Todo esto es grave, pero uno podría
imaginar algunas soluciones. Desde luego, a mí, corto de luces, no se me
ocurren y no quiero pensar que el anonimato de la crítica sea una solución. Las
soluciones, sin embargo, no llegan: ninguno de los culturales de los grandes
diarios, pero tampoco las revistas publicadas en la Red ni las gacetillas,
ofrecen críticas severas. Todos parecen haberse contagiado del “me gusta” sin
dejar espacio alguno a lo negativo. Esto provoca en mí el cansancio ante lo
puramente positivo y es un caso de ceguera voluntaria. Sé, sin embargo, que
algunos guardan silencio
[2]
Existe, además, un problema más profundo (con permiso de don Rafael para
quien la profundidad está sobrevalorada): el de la falta de criterios. La
literatura, como el arte en general, ha dejado de ser relevante socialmente:
nadie espera que el arte cambie nuestras vidas entre otras cosas porque se han
perdido todos los criterios menos el mercantil. En mi temeridad, creo
firmemente que existen grandes artistas a los que nadie conocerá porque no han
sabido venderse (la proposición contraria no es necesariamente verdadera).

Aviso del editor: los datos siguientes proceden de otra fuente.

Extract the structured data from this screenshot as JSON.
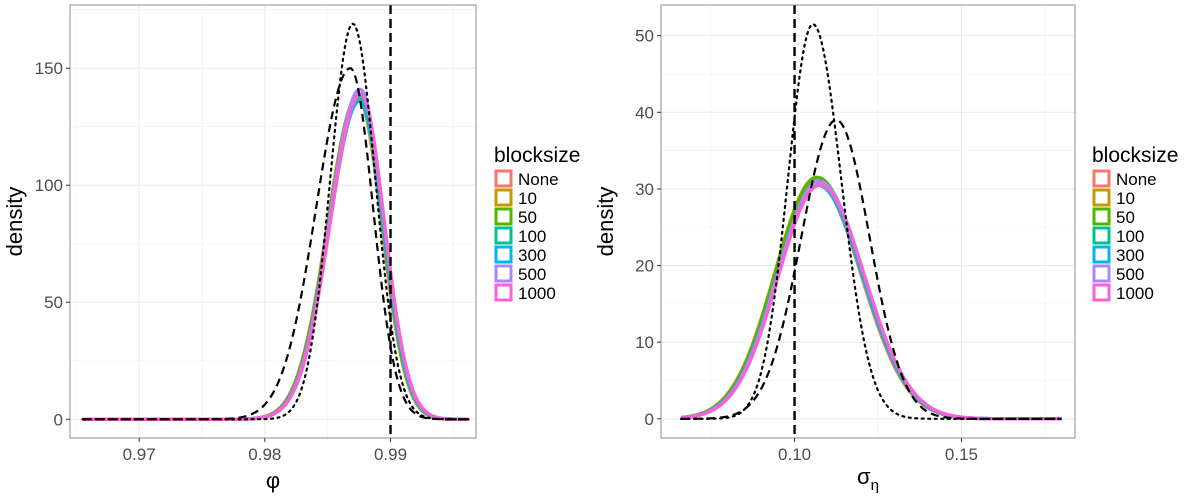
{
  "legend": {
    "title": "blocksize",
    "entries": [
      {
        "label": "None",
        "color": "#F8766D"
      },
      {
        "label": "10",
        "color": "#C49A00"
      },
      {
        "label": "50",
        "color": "#53B400"
      },
      {
        "label": "100",
        "color": "#00C094"
      },
      {
        "label": "300",
        "color": "#00B6EB"
      },
      {
        "label": "500",
        "color": "#A58AFF"
      },
      {
        "label": "1000",
        "color": "#FB61D7"
      }
    ]
  },
  "chart_data": [
    {
      "type": "line",
      "panel": "left",
      "xlabel": "φ",
      "ylabel": "density",
      "xlim": [
        0.9645,
        0.9968
      ],
      "ylim": [
        -8,
        177
      ],
      "xticks": [
        0.97,
        0.98,
        0.99
      ],
      "xtick_labels": [
        "0.97",
        "0.98",
        "0.99"
      ],
      "yticks": [
        0,
        50,
        100,
        150
      ],
      "ytick_labels": [
        "0",
        "50",
        "100",
        "150"
      ],
      "vline": 0.99,
      "posterior": {
        "mean": 0.9875,
        "sd_left": 0.0024,
        "sd_right": 0.0019,
        "peak": 138,
        "peak_variation": [
          138,
          137,
          139,
          138,
          136,
          141,
          139
        ],
        "x_range": [
          0.9655,
          0.9962
        ]
      },
      "reference_curves": [
        {
          "name": "dotted",
          "style": "dotted",
          "mean": 0.987,
          "sd_left": 0.0018,
          "sd_right": 0.0018,
          "peak": 169,
          "x_range": [
            0.9655,
            0.9962
          ]
        },
        {
          "name": "dashed",
          "style": "dashed",
          "mean": 0.9868,
          "sd_left": 0.0027,
          "sd_right": 0.0018,
          "peak": 150,
          "x_range": [
            0.9655,
            0.9962
          ]
        }
      ]
    },
    {
      "type": "line",
      "panel": "right",
      "xlabel": "σ",
      "xlabel_sub": "η",
      "ylabel": "density",
      "xlim": [
        0.06,
        0.184
      ],
      "ylim": [
        -2.5,
        54
      ],
      "xticks": [
        0.1,
        0.15
      ],
      "xtick_labels": [
        "0.10",
        "0.15"
      ],
      "yticks": [
        0,
        10,
        20,
        30,
        40,
        50
      ],
      "ytick_labels": [
        "0",
        "10",
        "20",
        "30",
        "40",
        "50"
      ],
      "vline": 0.1,
      "posterior": {
        "mean": 0.107,
        "sd_left": 0.0125,
        "sd_right": 0.0135,
        "peak": 31,
        "peak_variation": [
          31,
          31.5,
          31.5,
          30.5,
          30.5,
          31,
          30.5
        ],
        "x_range": [
          0.066,
          0.18
        ]
      },
      "reference_curves": [
        {
          "name": "dotted",
          "style": "dotted",
          "mean": 0.1055,
          "sd_left": 0.0075,
          "sd_right": 0.0085,
          "peak": 51.5,
          "x_range": [
            0.066,
            0.18
          ]
        },
        {
          "name": "dashed",
          "style": "dashed",
          "mean": 0.1125,
          "sd_left": 0.0105,
          "sd_right": 0.01,
          "peak": 39,
          "x_range": [
            0.066,
            0.18
          ]
        }
      ]
    }
  ]
}
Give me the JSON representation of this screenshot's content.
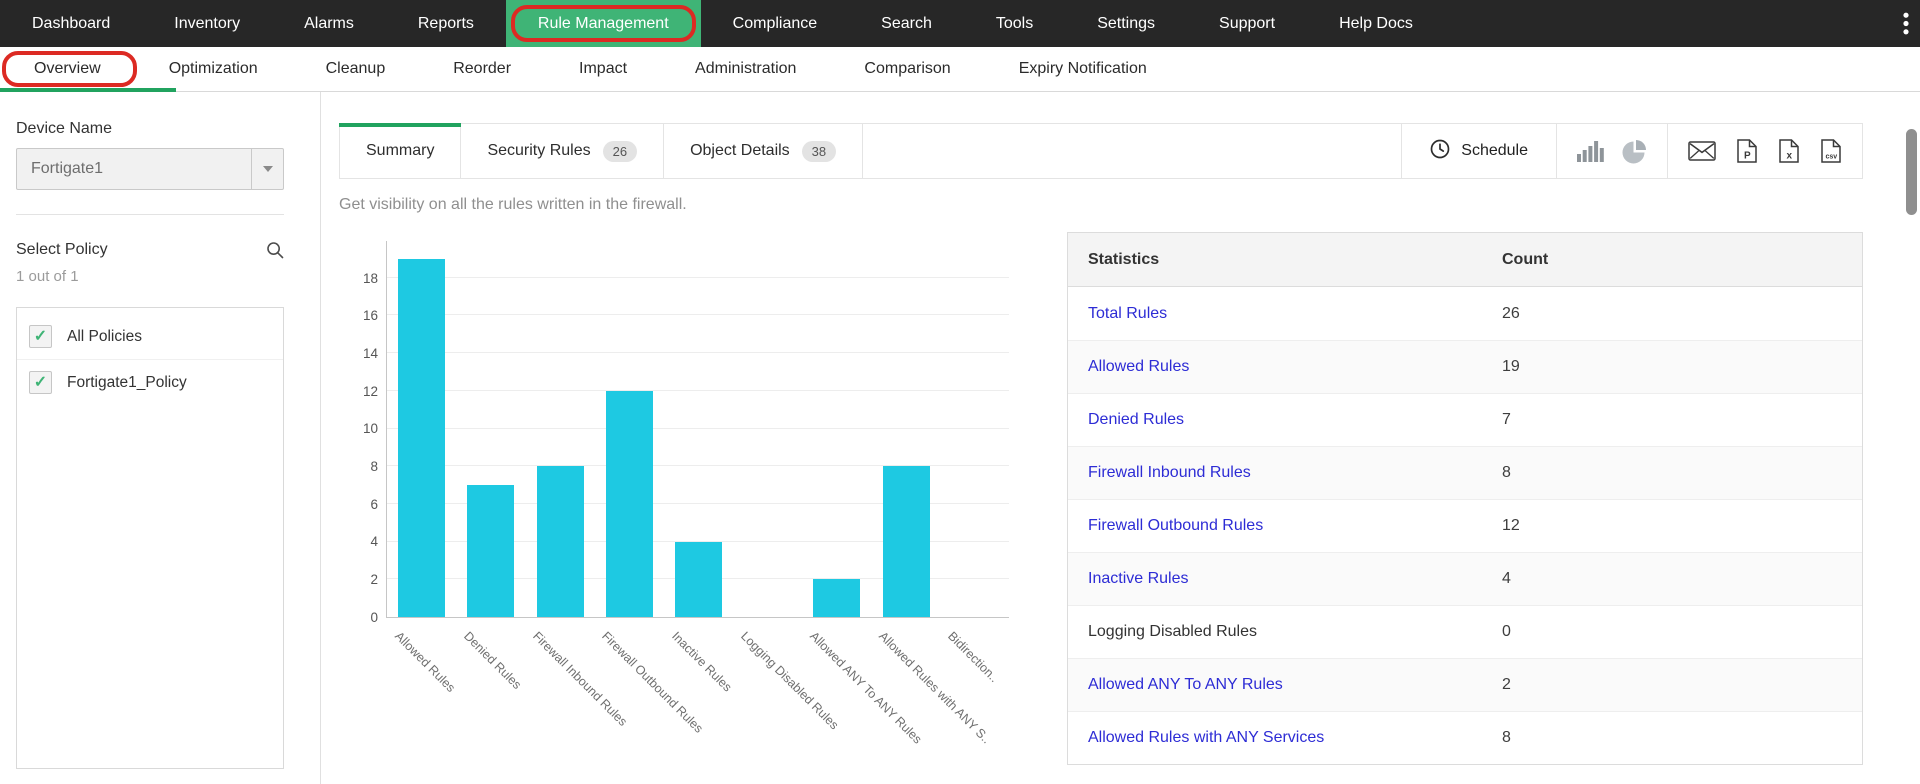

Todos sabemos que hay quien es capaz de vender su propia mierda enlatada y hubo
quien fue un ávido coleccionista de dólares... ¿Qué es escribir bien en
castellano? Las normas de la Academia, incluso las elementales de ortografía,
no obligan a nadie y cualquiera se presenta como un renovador del idioma por la
sencilla razón de que no le enseñaron a escribir. Si meditásemos en lo que esto
ha significado para la poesía, no sería yo el único en echarse a llorar. “Prosa
hecha pedacitos”, decía en un benevolente diagnóstico Antonio Colinas a
quien le reconozco autoridad, aunque vivamos en una sociedad en la que se han
acabado todas las autoridades. No negaré que Eco hizo algunas cosas
interesantes, pero ¡hacer a un franciscano aristotélico! Y nadie alzó su voz
contra el dislate. El crítico, que ya no se atreve a corregir ni siquiera error
sintáctico, se centra en la historia. Escribir bien no significa nada,
porque la palabra ‘bien’ ha quedado privada de cualquier sentido objetivo (véanse
los poemarios más vendidos o incluso los que no venden, pero cuyo mérito radica
en la amistad con los editores). Hay afamados novelistas que hacen asombrarse a
su protagonista—un marino para más inri—porque la Estrella Polar esté en su
lugar; otros son capaces de pararse “al pie de la playa”... Algunos reseñistas
(palabro sin futuro) atacan incluso a quien se atreve a mencionar los defectos
alegando que el crítico cae en su propia crítica: plumas como felpudos.
La creciente pobreza del castellano en
España, su estandarización y normalización, están acabando con nuestro idioma.
El maldito ‘para mí’ es capaz de cubrir las mayores atrocidades literarias.
¿Tiene aún sentido la crítica literaria?